Perhaps the most significant, and

the most subtle, literary echo is that of “Dr. Jekyll and Mr. Hyde.” When writer Driscoll is tricked into sailing with the ship to Skull Island, there aren’t enough cabins for him, so he beds down in an animal cage in the hold. Several scenes show him writing behind bars, while director Denham dictates what to write. Ann falls simultaneously for the writer inside the cage, who attracts her with words, and for the beast in the jungle, who attracts her with his unspoken manliness. Both Kong and Driscoll entertain her, rescue her, and seduce her, yet they never fight each other for her. When Kong dies, Driscoll is there to comfort her. Did Kong really exist, or is he merely the writer’s alter ego?

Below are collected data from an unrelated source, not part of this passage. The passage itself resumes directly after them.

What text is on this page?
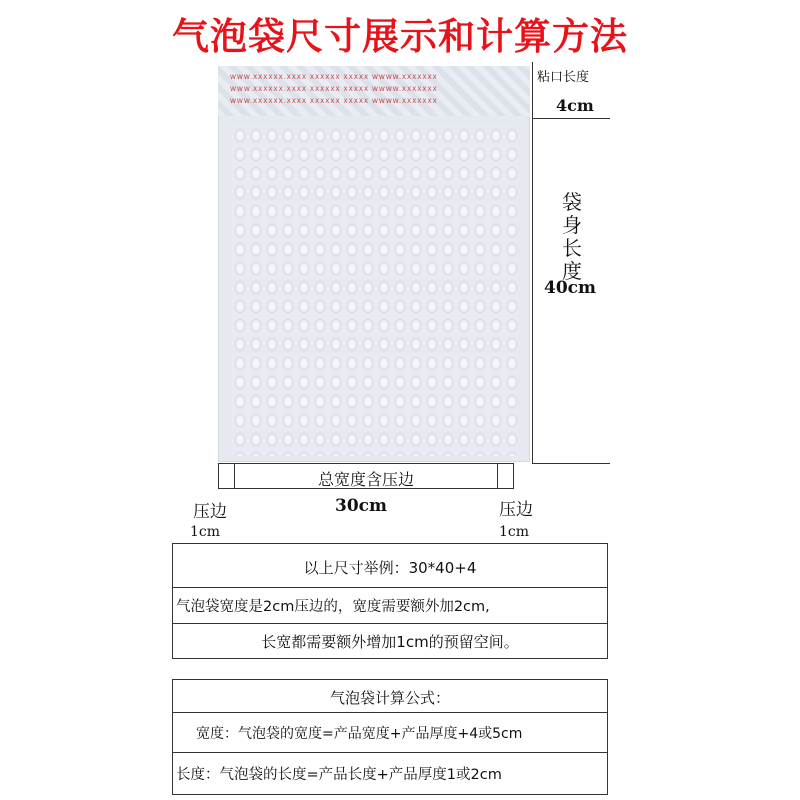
气泡袋尺寸展示和计算方法
WWW.XXXXXX.XXXX XXXXXX XXXXX WWWW.XXXXXXX
WWW.XXXXXX.XXXX XXXXXX XXXXX WWWW.XXXXXXX
WWW.XXXXXX.XXXX XXXXXX XXXXX WWWW.XXXXXXX
粘口长度
4cm
袋
身
长
度
40cm
总宽度含压边
30cm
压边
1cm
压边
1cm
以上尺寸举例：30*40+4
气泡袋宽度是2cm压边的，宽度需要额外加2cm,
长宽都需要额外增加1cm的预留空间。
气泡袋计算公式：
宽度：气泡袋的宽度=产品宽度+产品厚度+4或5cm
长度：气泡袋的长度=产品长度+产品厚度1或2cm
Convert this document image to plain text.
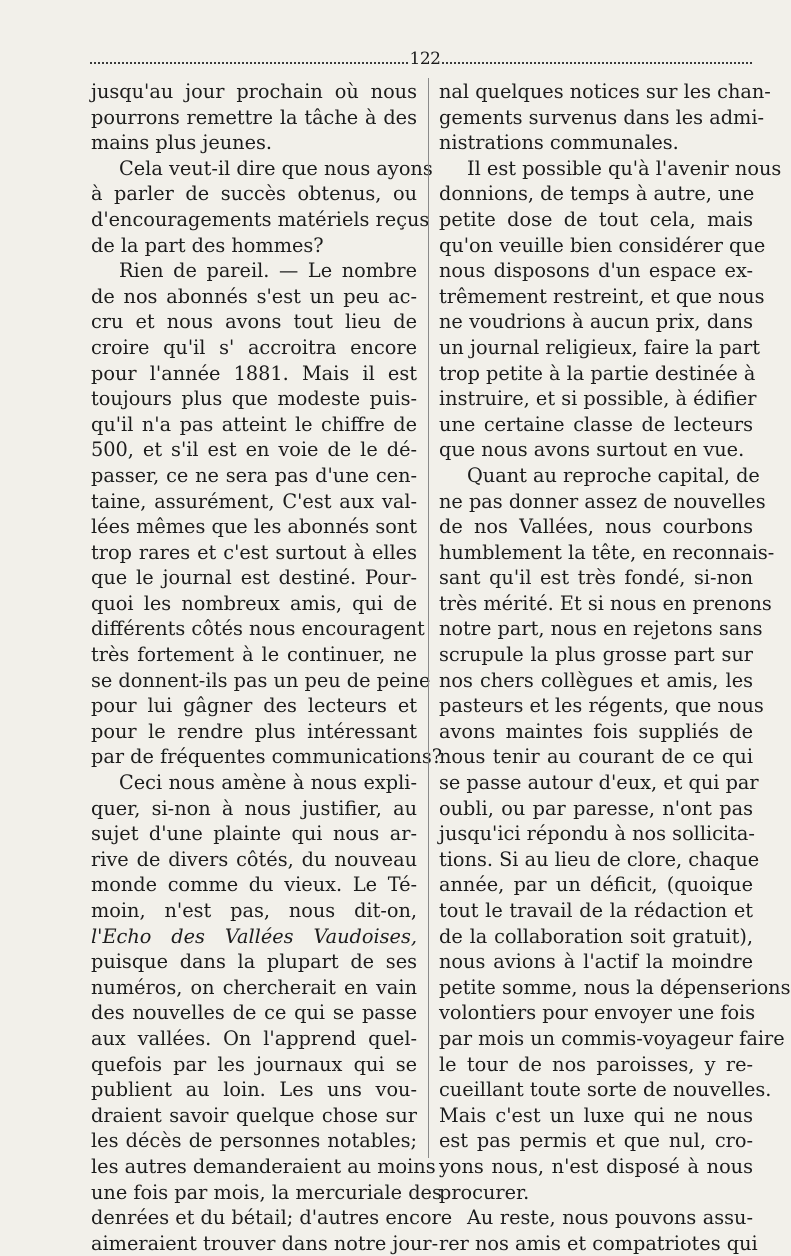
122
jusqu'au jour prochain où nous
pourrons remettre la tâche à des
mains plus jeunes.
Cela veut-il dire que nous ayons
à parler de succès obtenus, ou
d'encouragements matériels reçus
de la part des hommes?
Rien de pareil. — Le nombre
de nos abonnés s'est un peu ac-
cru et nous avons tout lieu de
croire qu'il s' accroitra encore
pour l'année 1881. Mais il est
toujours plus que modeste puis-
qu'il n'a pas atteint le chiffre de
500, et s'il est en voie de le dé-
passer, ce ne sera pas d'une cen-
taine, assurément, C'est aux val-
lées mêmes que les abonnés sont
trop rares et c'est surtout à elles
que le journal est destiné. Pour-
quoi les nombreux amis, qui de
différents côtés nous encouragent
très fortement à le continuer, ne
se donnent-ils pas un peu de peine
pour lui gâgner des lecteurs et
pour le rendre plus intéressant
par de fréquentes communications?
Ceci nous amène à nous expli-
quer, si-non à nous justifier, au
sujet d'une plainte qui nous ar-
rive de divers côtés, du nouveau
monde comme du vieux. Le Té-
moin, n'est pas, nous dit-on,
l'Echo des Vallées Vaudoises,
puisque dans la plupart de ses
numéros, on chercherait en vain
des nouvelles de ce qui se passe
aux vallées. On l'apprend quel-
quefois par les journaux qui se
publient au loin. Les uns vou-
draient savoir quelque chose sur
les décès de personnes notables;
les autres demanderaient au moins
une fois par mois, la mercuriale des
denrées et du bétail; d'autres encore
aimeraient trouver dans notre jour-
nal quelques notices sur les chan-
gements survenus dans les admi-
nistrations communales.
Il est possible qu'à l'avenir nous
donnions, de temps à autre, une
petite dose de tout cela, mais
qu'on veuille bien considérer que
nous disposons d'un espace ex-
trêmement restreint, et que nous
ne voudrions à aucun prix, dans
un journal religieux, faire la part
trop petite à la partie destinée à
instruire, et si possible, à édifier
une certaine classe de lecteurs
que nous avons surtout en vue.
Quant au reproche capital, de
ne pas donner assez de nouvelles
de nos Vallées, nous courbons
humblement la tête, en reconnais-
sant qu'il est très fondé, si-non
très mérité. Et si nous en prenons
notre part, nous en rejetons sans
scrupule la plus grosse part sur
nos chers collègues et amis, les
pasteurs et les régents, que nous
avons maintes fois suppliés de
nous tenir au courant de ce qui
se passe autour d'eux, et qui par
oubli, ou par paresse, n'ont pas
jusqu'ici répondu à nos sollicita-
tions. Si au lieu de clore, chaque
année, par un déficit, (quoique
tout le travail de la rédaction et
de la collaboration soit gratuit),
nous avions à l'actif la moindre
petite somme, nous la dépenserions
volontiers pour envoyer une fois
par mois un commis-voyageur faire
le tour de nos paroisses, y re-
cueillant toute sorte de nouvelles.
Mais c'est un luxe qui ne nous
est pas permis et que nul, cro-
yons nous, n'est disposé à nous
procurer.
Au reste, nous pouvons assu-
rer nos amis et compatriotes qui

In this new context, Denham’s closing line, “‘Twas Beauty killed the Beast,” seems to suggest that the magnetic beastliness that attracts a woman to a man is, ironically, tamed out of existence through love. Although she feels safe in Driscoll’s cerebral embrace, a part of her will always yearn for the beast. But the cerebral writer has been changed by the experience too – he has run with the bulls, faced down a giant gorilla, and proved that no mountain is high enough to keep him from getting to the woman he loves. Kong lives, after all.